Il torneo dei raccattapalle, l'onda d'urto del gran finale, tra i "come on" di Sharapova e la passeggiata di Rafa in finale.

Quinta (e ultima) puntata dei dispacci dal Roland Garros. In fondo all’articolo i collegamenti alle puntate precedenti.

Il team di raccattapalle scelto per le due finali di singolare maschile e femminile è composto da diciotto ragazzini, sedici maschi e due femmine, più due addetti a reggere l’ombrello ai cambi campo, distribuire bevande ai giocatori e gettare mano a mano la spazzatura prodotta durante l’incontro. Vado a trovarli nel loro spogliatoio per il briefing alla vigilia della finale femminile: all’ingresso c’è una griglia, che qui in Francia chiamano buffamente trombinoscopio, con tutte le fotografie dei ragazzi e sotto i loro nomi, che somiglia alla bacheca di un ufficio persone scomparse. Tutto attorno centinaia di foto ricordo, tra cui una dall’anno scorso che mostra un ramasseur mentre sta per lanciare una pallina a Federer, che aspetta di essere servito con la sua migliore espressione schifata.

Hanno tutti tra i dodici e i sedici anni: 2500 si sono presentati per partecipare al Roland Garros, 400 hanno poi fatto una formazione da cui ne sono stati scelti 220 per lavorare durante il torneo, assieme a 30 presi tra quelli dell’anno passato. Le ragazze sono il 25%, chiedo la ragione della differenza percentuale di genere e mi dicono che semplicemente riflette il campione dei tesserati alla Federazione Francese di Tennis. È un lavoro duro, spesso i raccattapalle dicono che faticano più dei giocatori, e quest’anno finora ci sono stati 10-15 infortuni sul campo; una di loro è persino svenuta durante una partita.

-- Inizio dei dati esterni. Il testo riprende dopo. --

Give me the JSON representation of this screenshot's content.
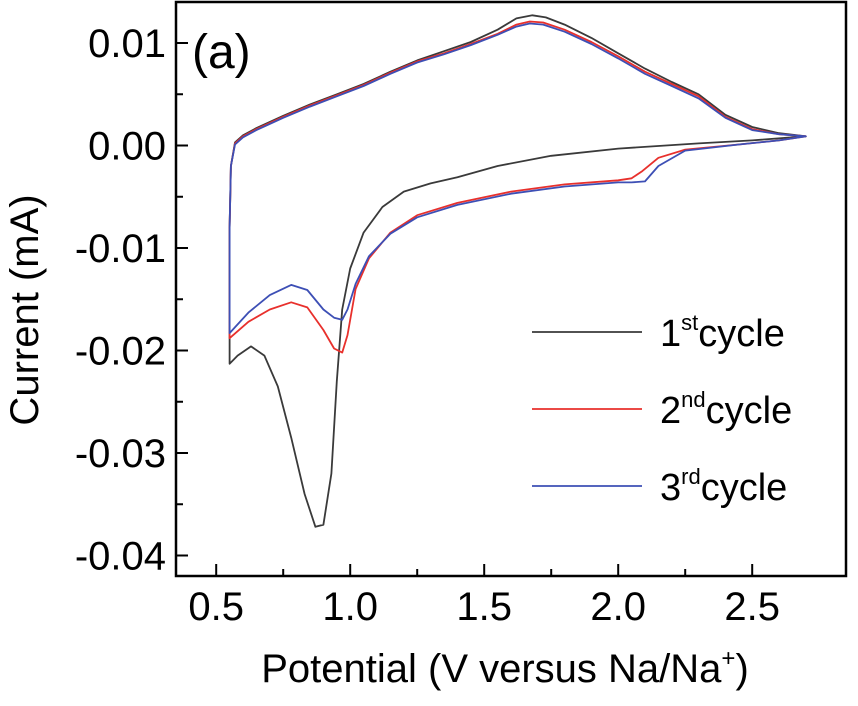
{
  "chart_data": {
    "type": "line",
    "panel_label": "(a)",
    "xlabel": {
      "main": "Potential (V versus Na/Na",
      "sup": "+",
      "end": ")"
    },
    "ylabel": "Current (mA)",
    "xlim": [
      0.35,
      2.85
    ],
    "ylim": [
      -0.042,
      0.014
    ],
    "xticks": [
      0.5,
      1.0,
      1.5,
      2.0,
      2.5
    ],
    "xtick_labels": [
      "0.5",
      "1.0",
      "1.5",
      "2.0",
      "2.5"
    ],
    "yticks": [
      0.01,
      0.0,
      -0.01,
      -0.02,
      -0.03,
      -0.04
    ],
    "ytick_labels": [
      "0.01",
      "0.00",
      "-0.01",
      "-0.02",
      "-0.03",
      "-0.04"
    ],
    "legend_position": "right",
    "series": [
      {
        "name": "cycle",
        "num": "1",
        "sup": "st",
        "color": "#3a3a3a",
        "points": [
          [
            0.55,
            -0.0213
          ],
          [
            0.58,
            -0.0205
          ],
          [
            0.63,
            -0.0196
          ],
          [
            0.68,
            -0.0205
          ],
          [
            0.73,
            -0.0235
          ],
          [
            0.78,
            -0.0285
          ],
          [
            0.83,
            -0.034
          ],
          [
            0.87,
            -0.0372
          ],
          [
            0.9,
            -0.037
          ],
          [
            0.93,
            -0.032
          ],
          [
            0.95,
            -0.023
          ],
          [
            0.97,
            -0.016
          ],
          [
            1.0,
            -0.012
          ],
          [
            1.05,
            -0.0085
          ],
          [
            1.12,
            -0.006
          ],
          [
            1.2,
            -0.0045
          ],
          [
            1.3,
            -0.0037
          ],
          [
            1.4,
            -0.0031
          ],
          [
            1.55,
            -0.002
          ],
          [
            1.75,
            -0.001
          ],
          [
            2.0,
            -0.0003
          ],
          [
            2.3,
            0.0002
          ],
          [
            2.5,
            0.0005
          ],
          [
            2.7,
            0.0009
          ],
          [
            2.6,
            0.0012
          ],
          [
            2.5,
            0.0018
          ],
          [
            2.4,
            0.003
          ],
          [
            2.3,
            0.005
          ],
          [
            2.2,
            0.0062
          ],
          [
            2.1,
            0.0075
          ],
          [
            2.0,
            0.009
          ],
          [
            1.9,
            0.0105
          ],
          [
            1.8,
            0.0118
          ],
          [
            1.73,
            0.0125
          ],
          [
            1.68,
            0.0127
          ],
          [
            1.62,
            0.0124
          ],
          [
            1.55,
            0.0113
          ],
          [
            1.45,
            0.0101
          ],
          [
            1.35,
            0.0092
          ],
          [
            1.25,
            0.0083
          ],
          [
            1.15,
            0.0072
          ],
          [
            1.05,
            0.006
          ],
          [
            0.95,
            0.005
          ],
          [
            0.85,
            0.004
          ],
          [
            0.75,
            0.0029
          ],
          [
            0.65,
            0.0017
          ],
          [
            0.6,
            0.001
          ],
          [
            0.57,
            0.0003
          ],
          [
            0.555,
            -0.002
          ],
          [
            0.55,
            -0.008
          ],
          [
            0.55,
            -0.015
          ],
          [
            0.55,
            -0.0185
          ]
        ]
      },
      {
        "name": "cycle",
        "num": "2",
        "sup": "nd",
        "color": "#e8302c",
        "points": [
          [
            0.55,
            -0.0188
          ],
          [
            0.62,
            -0.0172
          ],
          [
            0.7,
            -0.016
          ],
          [
            0.78,
            -0.0153
          ],
          [
            0.84,
            -0.0158
          ],
          [
            0.9,
            -0.018
          ],
          [
            0.94,
            -0.0198
          ],
          [
            0.97,
            -0.0202
          ],
          [
            0.99,
            -0.0185
          ],
          [
            1.02,
            -0.014
          ],
          [
            1.07,
            -0.011
          ],
          [
            1.15,
            -0.0085
          ],
          [
            1.25,
            -0.0068
          ],
          [
            1.4,
            -0.0056
          ],
          [
            1.6,
            -0.0045
          ],
          [
            1.8,
            -0.0038
          ],
          [
            2.0,
            -0.0034
          ],
          [
            2.05,
            -0.0032
          ],
          [
            2.09,
            -0.0025
          ],
          [
            2.15,
            -0.0012
          ],
          [
            2.25,
            -0.0004
          ],
          [
            2.45,
            0.0001
          ],
          [
            2.6,
            0.0005
          ],
          [
            2.7,
            0.0009
          ],
          [
            2.6,
            0.0011
          ],
          [
            2.5,
            0.0016
          ],
          [
            2.4,
            0.0028
          ],
          [
            2.3,
            0.0048
          ],
          [
            2.2,
            0.006
          ],
          [
            2.1,
            0.0072
          ],
          [
            2.0,
            0.0087
          ],
          [
            1.9,
            0.0101
          ],
          [
            1.8,
            0.0113
          ],
          [
            1.72,
            0.012
          ],
          [
            1.67,
            0.0121
          ],
          [
            1.62,
            0.0118
          ],
          [
            1.55,
            0.0109
          ],
          [
            1.45,
            0.0099
          ],
          [
            1.35,
            0.009
          ],
          [
            1.25,
            0.0082
          ],
          [
            1.15,
            0.0071
          ],
          [
            1.05,
            0.0059
          ],
          [
            0.95,
            0.0049
          ],
          [
            0.85,
            0.0039
          ],
          [
            0.75,
            0.0028
          ],
          [
            0.65,
            0.0016
          ],
          [
            0.6,
            0.0009
          ],
          [
            0.57,
            0.0002
          ],
          [
            0.555,
            -0.002
          ],
          [
            0.55,
            -0.008
          ],
          [
            0.55,
            -0.015
          ],
          [
            0.55,
            -0.0188
          ]
        ]
      },
      {
        "name": "cycle",
        "num": "3",
        "sup": "rd",
        "color": "#3d4fb5",
        "points": [
          [
            0.55,
            -0.0183
          ],
          [
            0.62,
            -0.0163
          ],
          [
            0.7,
            -0.0146
          ],
          [
            0.78,
            -0.0136
          ],
          [
            0.84,
            -0.0141
          ],
          [
            0.9,
            -0.016
          ],
          [
            0.94,
            -0.0168
          ],
          [
            0.97,
            -0.017
          ],
          [
            0.99,
            -0.016
          ],
          [
            1.02,
            -0.0135
          ],
          [
            1.07,
            -0.0108
          ],
          [
            1.15,
            -0.0086
          ],
          [
            1.25,
            -0.007
          ],
          [
            1.4,
            -0.0058
          ],
          [
            1.6,
            -0.0047
          ],
          [
            1.8,
            -0.004
          ],
          [
            2.0,
            -0.0036
          ],
          [
            2.05,
            -0.0036
          ],
          [
            2.1,
            -0.0035
          ],
          [
            2.15,
            -0.002
          ],
          [
            2.25,
            -0.0005
          ],
          [
            2.45,
            0.0001
          ],
          [
            2.6,
            0.0005
          ],
          [
            2.7,
            0.0009
          ],
          [
            2.6,
            0.0011
          ],
          [
            2.5,
            0.0015
          ],
          [
            2.4,
            0.0027
          ],
          [
            2.3,
            0.0046
          ],
          [
            2.2,
            0.0058
          ],
          [
            2.1,
            0.007
          ],
          [
            2.0,
            0.0085
          ],
          [
            1.9,
            0.0099
          ],
          [
            1.8,
            0.0111
          ],
          [
            1.72,
            0.0118
          ],
          [
            1.67,
            0.0119
          ],
          [
            1.62,
            0.0116
          ],
          [
            1.55,
            0.0108
          ],
          [
            1.45,
            0.0098
          ],
          [
            1.35,
            0.0089
          ],
          [
            1.25,
            0.0081
          ],
          [
            1.15,
            0.007
          ],
          [
            1.05,
            0.0058
          ],
          [
            0.95,
            0.0048
          ],
          [
            0.85,
            0.0038
          ],
          [
            0.75,
            0.0027
          ],
          [
            0.65,
            0.0015
          ],
          [
            0.6,
            0.0008
          ],
          [
            0.57,
            0.0001
          ],
          [
            0.555,
            -0.002
          ],
          [
            0.55,
            -0.008
          ],
          [
            0.55,
            -0.015
          ],
          [
            0.55,
            -0.0183
          ]
        ]
      }
    ]
  }
}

In queste due settimane sono stati esaminati durante ogni singola partita, le valutazioni servono a decidere quale sarà il gruppo a cui verranno assegnate le finali: fattori determinanti nell’essere un buon raccattapalle sono la regolarità con cui si svolgono i propri compiti, la velocità, la capacità di osservazione, la coesione dei vari gruppi. Poi vedo riportati diversi episodi, ad esempio leggo che Chloe ha fatto cadere a terra un asciugamano, Augustin invece è passato davanti al giocatore tra la prima e la seconda di servizio, qualcun altro ha fatto rimbalzare troppo la palla nel passarla al compagno. Probabilmente loro non ce l’hanno fatta.

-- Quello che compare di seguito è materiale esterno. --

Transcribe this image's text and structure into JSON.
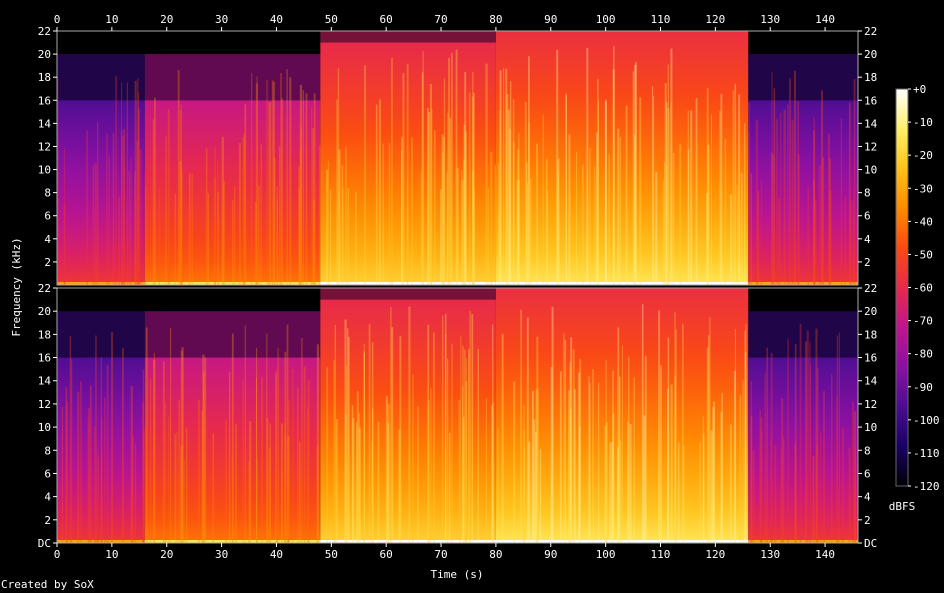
{
  "chart_data": {
    "type": "heatmap",
    "title": "",
    "xlabel": "Time (s)",
    "ylabel": "Frequency (kHz)",
    "xlim": [
      0,
      146
    ],
    "x_ticks": [
      0,
      10,
      20,
      30,
      40,
      50,
      60,
      70,
      80,
      90,
      100,
      110,
      120,
      130,
      140
    ],
    "channels": [
      {
        "name": "",
        "ylim": [
          0,
          22
        ],
        "y_tick_labels": [
          "22",
          "20",
          "18",
          "16",
          "14",
          "12",
          "10",
          "8",
          "6",
          "4",
          "2"
        ],
        "bottom_label": ""
      },
      {
        "name": "",
        "ylim": [
          0,
          22
        ],
        "y_tick_labels": [
          "22",
          "20",
          "18",
          "16",
          "14",
          "12",
          "10",
          "8",
          "6",
          "4",
          "2",
          "DC"
        ],
        "bottom_label": "DC"
      }
    ],
    "colorbar": {
      "label": "dBFS",
      "range": [
        -120,
        0
      ],
      "tick_labels": [
        "+0",
        "-10",
        "-20",
        "-30",
        "-40",
        "-50",
        "-60",
        "-70",
        "-80",
        "-90",
        "-100",
        "-110",
        "-120"
      ],
      "colors": [
        "#000000",
        "#1a0066",
        "#4b0d91",
        "#8a10a3",
        "#c0148e",
        "#e82a4a",
        "#fb4a12",
        "#ff8a00",
        "#ffc21a",
        "#fff06a",
        "#ffffff"
      ]
    },
    "segments": [
      {
        "start": 0,
        "end": 16,
        "bandlimit_khz": 16,
        "level_low_db": -55,
        "level_high_db": -95
      },
      {
        "start": 16,
        "end": 48,
        "bandlimit_khz": 16,
        "level_low_db": -40,
        "level_high_db": -70
      },
      {
        "start": 48,
        "end": 80,
        "bandlimit_khz": 21,
        "level_low_db": -20,
        "level_high_db": -60
      },
      {
        "start": 80,
        "end": 126,
        "bandlimit_khz": 22,
        "level_low_db": -15,
        "level_high_db": -58
      },
      {
        "start": 126,
        "end": 146,
        "bandlimit_khz": 16,
        "level_low_db": -55,
        "level_high_db": -95
      }
    ]
  },
  "footer": {
    "credit": "Created by SoX"
  }
}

Intorno alle due, un’ora prima del match, gli eletti scendono nel sottoscala del campo n.1, e a ognuno viene lanciata una bottiglietta d’acqua mentre il loro responsabile fa un discorsetto finale: comincia esprimendo il suo dispiacere per non avere un francese in finale e l’ambiance che l’occasione avrebbe creato, poi li invita a approfittare della grande occasione, gli ricorda che tutti gli occhi saranno puntati su di loro, che sono lì a rappresentare tutti i raccattapalle del torneo. “Assaporate il momento, siate all’altezza”, poi li invita a essere “cool” con i colleghi esclusi, e a prepararsi a qualsiasi cosa arriverà: critiche, gelosie, invidie. Si parla dei fiori da portare davanti alle giocatrici che entrano, poi un applauso collettivo per caricarsi e si va. Qualcuno ha appeso un foglio al muro con la scritta a pennarello “Roland Garros 2013″, con sotto disegnato un cuore trafitto da una freccia.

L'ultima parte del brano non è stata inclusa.